Akşener, “Erdoğan cevabını biliyor olsa da aynı soruları sorar. Bizim için hava hoş” diyerek, “Bizim kararımız belli, irademiz net. Bizim ittifakımız milletimizin vakur ve güçlü varlığıyladır. Biz kayyum rektöre karşı duran hocalarımızla, Gezi Parkı’nda toplanan gençlerimizle, baskıya boyun eğmeyen, zalimin eteğini öpmeyip özgür gazetecilerimizle ittifak kurarız” şeklinde konuştu.
‘SARAY GÖRÜNÜMLÜ KUMARHANENİZİ BAŞINIZA YIKMAYA GELİYORUZ’

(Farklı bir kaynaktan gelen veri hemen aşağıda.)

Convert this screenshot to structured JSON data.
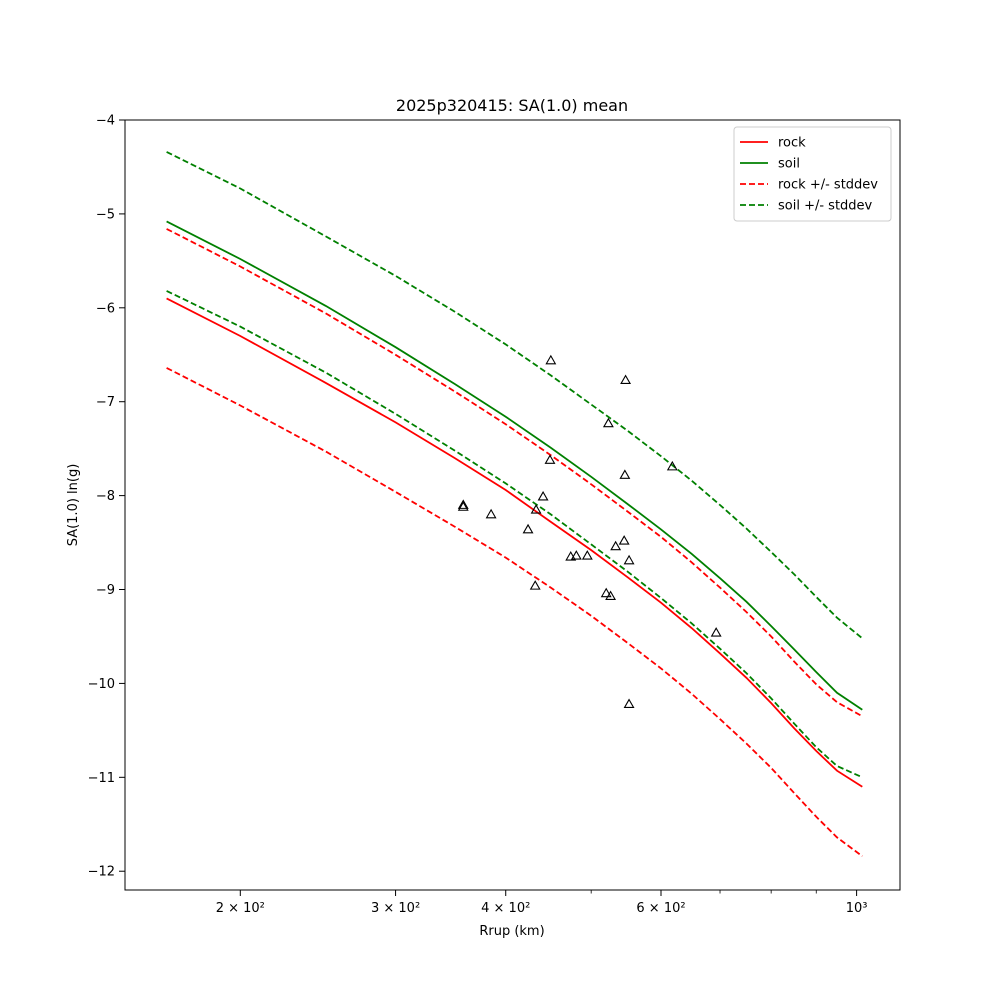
{
  "chart_data": {
    "type": "line",
    "title": "2025p320415: SA(1.0) mean",
    "xlabel": "Rrup (km)",
    "ylabel": "SA(1.0) ln(g)",
    "xscale": "log",
    "xlim": [
      148,
      1120
    ],
    "ylim": [
      -12.2,
      -4.0
    ],
    "x_ticks": [
      {
        "value": 200,
        "label": "2 × 10²"
      },
      {
        "value": 300,
        "label": "3 × 10²"
      },
      {
        "value": 400,
        "label": "4 × 10²"
      },
      {
        "value": 600,
        "label": "6 × 10²"
      },
      {
        "value": 1000,
        "label": "10³"
      }
    ],
    "x_minor_ticks": [
      500,
      700,
      800,
      900
    ],
    "y_ticks": [
      {
        "value": -4,
        "label": "−4"
      },
      {
        "value": -5,
        "label": "−5"
      },
      {
        "value": -6,
        "label": "−6"
      },
      {
        "value": -7,
        "label": "−7"
      },
      {
        "value": -8,
        "label": "−8"
      },
      {
        "value": -9,
        "label": "−9"
      },
      {
        "value": -10,
        "label": "−10"
      },
      {
        "value": -11,
        "label": "−11"
      },
      {
        "value": -12,
        "label": "−12"
      }
    ],
    "grid": false,
    "legend_position": "top-right",
    "x": [
      165,
      200,
      250,
      300,
      350,
      400,
      450,
      500,
      550,
      600,
      650,
      700,
      750,
      800,
      850,
      900,
      950,
      1015
    ],
    "series": [
      {
        "name": "rock",
        "color": "#ff0000",
        "style": "solid",
        "values": [
          -5.9,
          -6.3,
          -6.8,
          -7.22,
          -7.6,
          -7.94,
          -8.28,
          -8.58,
          -8.87,
          -9.14,
          -9.41,
          -9.68,
          -9.94,
          -10.21,
          -10.48,
          -10.72,
          -10.93,
          -11.1
        ]
      },
      {
        "name": "soil",
        "color": "#008000",
        "style": "solid",
        "values": [
          -5.08,
          -5.48,
          -5.98,
          -6.42,
          -6.81,
          -7.16,
          -7.49,
          -7.8,
          -8.09,
          -8.36,
          -8.62,
          -8.88,
          -9.13,
          -9.39,
          -9.64,
          -9.88,
          -10.1,
          -10.28
        ]
      },
      {
        "name": "rock +/- stddev",
        "color": "#ff0000",
        "style": "dashed",
        "values": [
          -5.16,
          -5.56,
          -6.06,
          -6.5,
          -6.89,
          -7.24,
          -7.57,
          -7.88,
          -8.17,
          -8.44,
          -8.71,
          -8.98,
          -9.24,
          -9.5,
          -9.77,
          -10.01,
          -10.2,
          -10.35
        ]
      },
      {
        "name": "",
        "color": "#ff0000",
        "style": "dashed",
        "values": [
          -6.64,
          -7.04,
          -7.53,
          -7.96,
          -8.33,
          -8.66,
          -8.98,
          -9.28,
          -9.57,
          -9.84,
          -10.11,
          -10.38,
          -10.64,
          -10.9,
          -11.17,
          -11.42,
          -11.64,
          -11.84
        ]
      },
      {
        "name": "soil +/- stddev",
        "color": "#008000",
        "style": "dashed",
        "values": [
          -4.34,
          -4.73,
          -5.24,
          -5.66,
          -6.04,
          -6.39,
          -6.72,
          -7.03,
          -7.31,
          -7.58,
          -7.84,
          -8.1,
          -8.35,
          -8.6,
          -8.84,
          -9.08,
          -9.3,
          -9.52
        ]
      },
      {
        "name": "",
        "color": "#008000",
        "style": "dashed",
        "values": [
          -5.82,
          -6.2,
          -6.69,
          -7.13,
          -7.52,
          -7.87,
          -8.2,
          -8.52,
          -8.81,
          -9.09,
          -9.36,
          -9.63,
          -9.89,
          -10.16,
          -10.43,
          -10.68,
          -10.88,
          -11.0
        ]
      }
    ],
    "observations": {
      "marker": "triangle",
      "color": "#000000",
      "points": [
        {
          "x": 358,
          "y": -8.1
        },
        {
          "x": 358,
          "y": -8.12
        },
        {
          "x": 385,
          "y": -8.2
        },
        {
          "x": 424,
          "y": -8.36
        },
        {
          "x": 433,
          "y": -8.15
        },
        {
          "x": 432,
          "y": -8.96
        },
        {
          "x": 441,
          "y": -8.01
        },
        {
          "x": 449,
          "y": -7.62
        },
        {
          "x": 450,
          "y": -6.56
        },
        {
          "x": 474,
          "y": -8.65
        },
        {
          "x": 481,
          "y": -8.64
        },
        {
          "x": 495,
          "y": -8.64
        },
        {
          "x": 520,
          "y": -9.04
        },
        {
          "x": 523,
          "y": -7.23
        },
        {
          "x": 526,
          "y": -9.07
        },
        {
          "x": 533,
          "y": -8.54
        },
        {
          "x": 545,
          "y": -8.48
        },
        {
          "x": 546,
          "y": -7.78
        },
        {
          "x": 547,
          "y": -6.77
        },
        {
          "x": 552,
          "y": -8.69
        },
        {
          "x": 552,
          "y": -10.22
        },
        {
          "x": 618,
          "y": -7.69
        },
        {
          "x": 693,
          "y": -9.46
        }
      ]
    }
  }
}
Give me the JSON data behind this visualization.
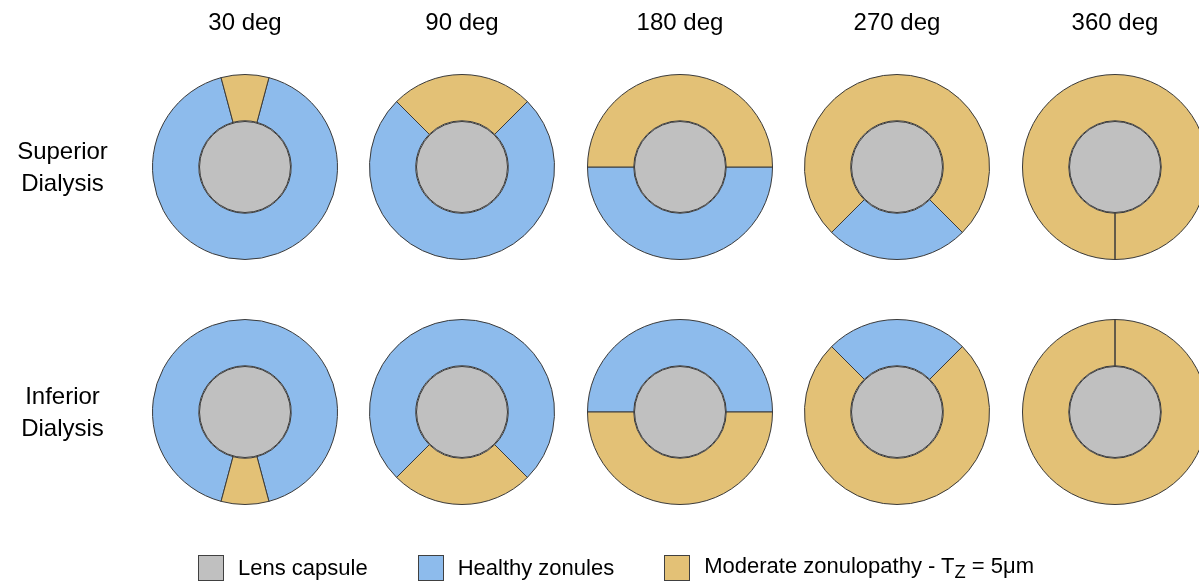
{
  "chart_data": [
    {
      "type": "donut",
      "title": "30 deg",
      "ylabel": "Superior Dialysis",
      "legend": "bottom",
      "annotations": [
        "Lens capsule"
      ],
      "categories": [
        "Healthy zonules",
        "Moderate zonulopathy - T$_{Z}$ = 5μm"
      ],
      "colors": [
        "#8dbbec",
        "#e3c176"
      ],
      "values": [
        91.67,
        8.33
      ]
    },
    {
      "type": "donut",
      "title": "90 deg",
      "categories": [
        null,
        null
      ],
      "colors": [
        "#8dbbec",
        "#e3c176"
      ],
      "values": [
        75,
        25
      ]
    },
    {
      "type": "donut",
      "title": "180 deg",
      "categories": [
        null,
        null
      ],
      "colors": [
        "#8dbbec",
        "#e3c176"
      ],
      "values": [
        50,
        50
      ]
    },
    {
      "type": "donut",
      "title": "270 deg",
      "categories": [
        null,
        null
      ],
      "colors": [
        "#8dbbec",
        "#e3c176"
      ],
      "values": [
        25,
        75
      ]
    },
    {
      "type": "donut",
      "title": "360 deg",
      "categories": [
        null,
        null
      ],
      "colors": [
        "#8dbbec",
        "#e3c176"
      ],
      "values": [
        0,
        100
      ]
    },
    {
      "type": "donut",
      "ylabel": "Inferior Dialysis",
      "categories": [
        null,
        null
      ],
      "colors": [
        "#8dbbec",
        "#e3c176"
      ],
      "values": [
        91.67,
        8.33
      ]
    },
    {
      "type": "donut",
      "categories": [
        null,
        null
      ],
      "colors": [
        "#8dbbec",
        "#e3c176"
      ],
      "values": [
        75,
        25
      ]
    },
    {
      "type": "donut",
      "categories": [
        null,
        null
      ],
      "colors": [
        "#8dbbec",
        "#e3c176"
      ],
      "values": [
        50,
        50
      ]
    },
    {
      "type": "donut",
      "categories": [
        null,
        null
      ],
      "colors": [
        "#8dbbec",
        "#e3c176"
      ],
      "values": [
        25,
        75
      ]
    },
    {
      "type": "donut",
      "categories": [
        null,
        null
      ],
      "colors": [
        "#8dbbec",
        "#e3c176"
      ],
      "values": [
        0,
        100
      ]
    }
  ]
}
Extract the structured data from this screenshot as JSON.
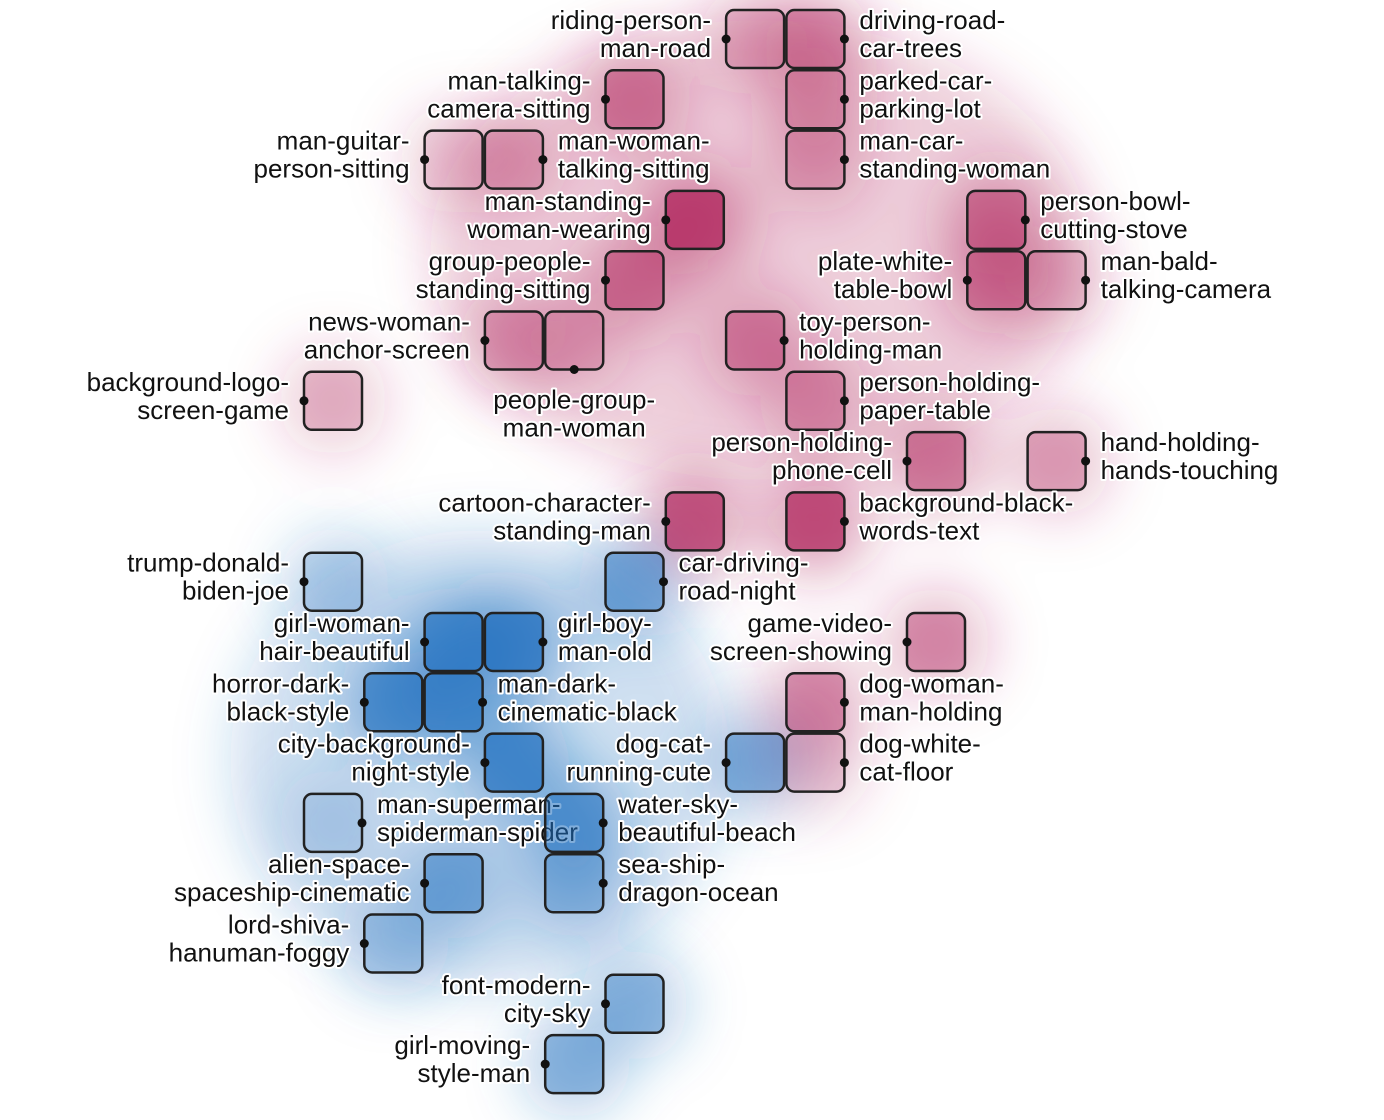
{
  "chart_data": {
    "type": "heatmap",
    "description_of_encoding": "",
    "colors": {
      "group_a": "#b0245c",
      "group_b": "#1f6fbf",
      "cell_border": "#222222"
    },
    "cells": [
      {
        "col": 7,
        "row": 0,
        "label": [
          "riding-person-",
          "man-road"
        ],
        "side": "left",
        "group": "a",
        "density": 0.15
      },
      {
        "col": 8,
        "row": 0,
        "label": [
          "driving-road-",
          "car-trees"
        ],
        "side": "right",
        "group": "a",
        "density": 0.35
      },
      {
        "col": 5,
        "row": 1,
        "label": [
          "man-talking-",
          "camera-sitting"
        ],
        "side": "left",
        "group": "a",
        "density": 0.45
      },
      {
        "col": 8,
        "row": 1,
        "label": [
          "parked-car-",
          "parking-lot"
        ],
        "side": "right",
        "group": "a",
        "density": 0.2
      },
      {
        "col": 2,
        "row": 2,
        "label": [
          "man-guitar-",
          "person-sitting"
        ],
        "side": "left",
        "group": "a",
        "density": 0.05
      },
      {
        "col": 3,
        "row": 2,
        "label": [
          "man-woman-",
          "talking-sitting"
        ],
        "side": "right",
        "group": "a",
        "density": 0.2
      },
      {
        "col": 8,
        "row": 2,
        "label": [
          "man-car-",
          "standing-woman"
        ],
        "side": "right",
        "group": "a",
        "density": 0.2
      },
      {
        "col": 6,
        "row": 3,
        "label": [
          "man-standing-",
          "woman-wearing"
        ],
        "side": "left",
        "group": "a",
        "density": 0.85
      },
      {
        "col": 11,
        "row": 3,
        "label": [
          "person-bowl-",
          "cutting-stove"
        ],
        "side": "right",
        "group": "a",
        "density": 0.5
      },
      {
        "col": 5,
        "row": 4,
        "label": [
          "group-people-",
          "standing-sitting"
        ],
        "side": "left",
        "group": "a",
        "density": 0.5
      },
      {
        "col": 11,
        "row": 4,
        "label": [
          "plate-white-",
          "table-bowl"
        ],
        "side": "left",
        "group": "a",
        "density": 0.45
      },
      {
        "col": 12,
        "row": 4,
        "label": [
          "man-bald-",
          "talking-camera"
        ],
        "side": "right",
        "group": "a",
        "density": 0.1
      },
      {
        "col": 3,
        "row": 5,
        "label": [
          "news-woman-",
          "anchor-screen"
        ],
        "side": "left",
        "group": "a",
        "density": 0.25
      },
      {
        "col": 4,
        "row": 5,
        "label": [
          "people-group-",
          "man-woman"
        ],
        "side": "bottom",
        "group": "a",
        "density": 0.15
      },
      {
        "col": 7,
        "row": 5,
        "label": [
          "toy-person-",
          "holding-man"
        ],
        "side": "right",
        "group": "a",
        "density": 0.4
      },
      {
        "col": 0,
        "row": 6,
        "label": [
          "background-logo-",
          "screen-game"
        ],
        "side": "left",
        "group": "a",
        "density": 0.2
      },
      {
        "col": 8,
        "row": 6,
        "label": [
          "person-holding-",
          "paper-table"
        ],
        "side": "right",
        "group": "a",
        "density": 0.3
      },
      {
        "col": 10,
        "row": 7,
        "label": [
          "person-holding-",
          "phone-cell"
        ],
        "side": "left",
        "group": "a",
        "density": 0.5
      },
      {
        "col": 12,
        "row": 7,
        "label": [
          "hand-holding-",
          "hands-touching"
        ],
        "side": "right",
        "group": "a",
        "density": 0.3
      },
      {
        "col": 6,
        "row": 8,
        "label": [
          "cartoon-character-",
          "standing-man"
        ],
        "side": "left",
        "group": "a",
        "density": 0.75
      },
      {
        "col": 8,
        "row": 8,
        "label": [
          "background-black-",
          "words-text"
        ],
        "side": "right",
        "group": "a",
        "density": 0.8
      },
      {
        "col": 0,
        "row": 9,
        "label": [
          "trump-donald-",
          "biden-joe"
        ],
        "side": "left",
        "group": "b",
        "density": 0.15
      },
      {
        "col": 5,
        "row": 9,
        "label": [
          "car-driving-",
          "road-night"
        ],
        "side": "right",
        "group": "b",
        "density": 0.5
      },
      {
        "col": 2,
        "row": 10,
        "label": [
          "girl-woman-",
          "hair-beautiful"
        ],
        "side": "left",
        "group": "b",
        "density": 0.75
      },
      {
        "col": 3,
        "row": 10,
        "label": [
          "girl-boy-",
          "man-old"
        ],
        "side": "right",
        "group": "b",
        "density": 0.85
      },
      {
        "col": 10,
        "row": 10,
        "label": [
          "game-video-",
          "screen-showing"
        ],
        "side": "left",
        "group": "a",
        "density": 0.4
      },
      {
        "col": 1,
        "row": 11,
        "label": [
          "horror-dark-",
          "black-style"
        ],
        "side": "left",
        "group": "b",
        "density": 0.7
      },
      {
        "col": 2,
        "row": 11,
        "label": [
          "man-dark-",
          "cinematic-black"
        ],
        "side": "right",
        "group": "b",
        "density": 0.7
      },
      {
        "col": 8,
        "row": 11,
        "label": [
          "dog-woman-",
          "man-holding"
        ],
        "side": "right",
        "group": "a",
        "density": 0.4
      },
      {
        "col": 3,
        "row": 12,
        "label": [
          "city-background-",
          "night-style"
        ],
        "side": "left",
        "group": "b",
        "density": 0.75
      },
      {
        "col": 7,
        "row": 12,
        "label": [
          "dog-cat-",
          "running-cute"
        ],
        "side": "left",
        "group": "b",
        "density": 0.45
      },
      {
        "col": 8,
        "row": 12,
        "label": [
          "dog-white-",
          "cat-floor"
        ],
        "side": "right",
        "group": "a",
        "density": 0.1
      },
      {
        "col": 0,
        "row": 13,
        "label": [
          "man-superman-",
          "spiderman-spider"
        ],
        "side": "right",
        "group": "b",
        "density": 0.05
      },
      {
        "col": 4,
        "row": 13,
        "label": [
          "water-sky-",
          "beautiful-beach"
        ],
        "side": "right",
        "group": "b",
        "density": 0.6
      },
      {
        "col": 2,
        "row": 14,
        "label": [
          "alien-space-",
          "spaceship-cinematic"
        ],
        "side": "left",
        "group": "b",
        "density": 0.45
      },
      {
        "col": 4,
        "row": 14,
        "label": [
          "sea-ship-",
          "dragon-ocean"
        ],
        "side": "right",
        "group": "b",
        "density": 0.3
      },
      {
        "col": 1,
        "row": 15,
        "label": [
          "lord-shiva-",
          "hanuman-foggy"
        ],
        "side": "left",
        "group": "b",
        "density": 0.2
      },
      {
        "col": 5,
        "row": 16,
        "label": [
          "font-modern-",
          "city-sky"
        ],
        "side": "left",
        "group": "b",
        "density": 0.4
      },
      {
        "col": 4,
        "row": 17,
        "label": [
          "girl-moving-",
          "style-man"
        ],
        "side": "left",
        "group": "b",
        "density": 0.4
      }
    ]
  }
}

Akşener şöyle devam etti: “İYİ Parti’nin kumar masasına oturmaya niyeti yoktur. İYİ Parti dış politikada zar atmaz, ekonomide rulet oynamaz, milletin geleceğiyle asla bahse girmez. Bu masada bazen Kürtler bazen Türkler üzerine kumar oynanır. Bizden dahil olmamızı istedikleri masa dün de bir kumar masasıydı bugün de bir kumar masasıdır. Bizim bu masaya oturma niyetimiz yoktur. Biz o kumar masasını dağıtmaya, saray görünümlü kumarhanenizi de başınıza yıkmaya geliyoruz.”
‘SİSİ İLE HASRET GİDERDİ’
Akşener, konuşmasında Cumhurbaşkanı Erdoğan’ın Mısır Cumhurbaşkanı Sisi ile barışmasını da yorumlayarak çok sert eleştirilerde bulundu. “Dostluk ilişkileri ve kişisel kaprisleri üzerinden sözüm ona yönettiği dış politikanın neticesinde yaşadığımız onca sıkıntıya çektiğimiz nice acıya rağmen hâlâ ibretlik bir politikasızlığa şahit oluyorsunuz” diyen Akşener, “Geçtiğimiz pazar günü Sayın Erdoğan Mısır Cumhurbaşkanı Sisi ile Katar’da hasret giderdi. Sayın Erdoğan’ın gösterdiği derin muhabbetten anlıyoruz ki yeni bir dostluğun kıvılcımı çakıldı. Mavi vatandaki çıkarlarımızın bile yumuşatamadığı Sayın Erdoğan’ı demek ki futbol aşkı pamuk gibi yapmış. Yakında Beşar Esad ile maça giderlerse hiç şaşırmayın” şeklinde konuştu.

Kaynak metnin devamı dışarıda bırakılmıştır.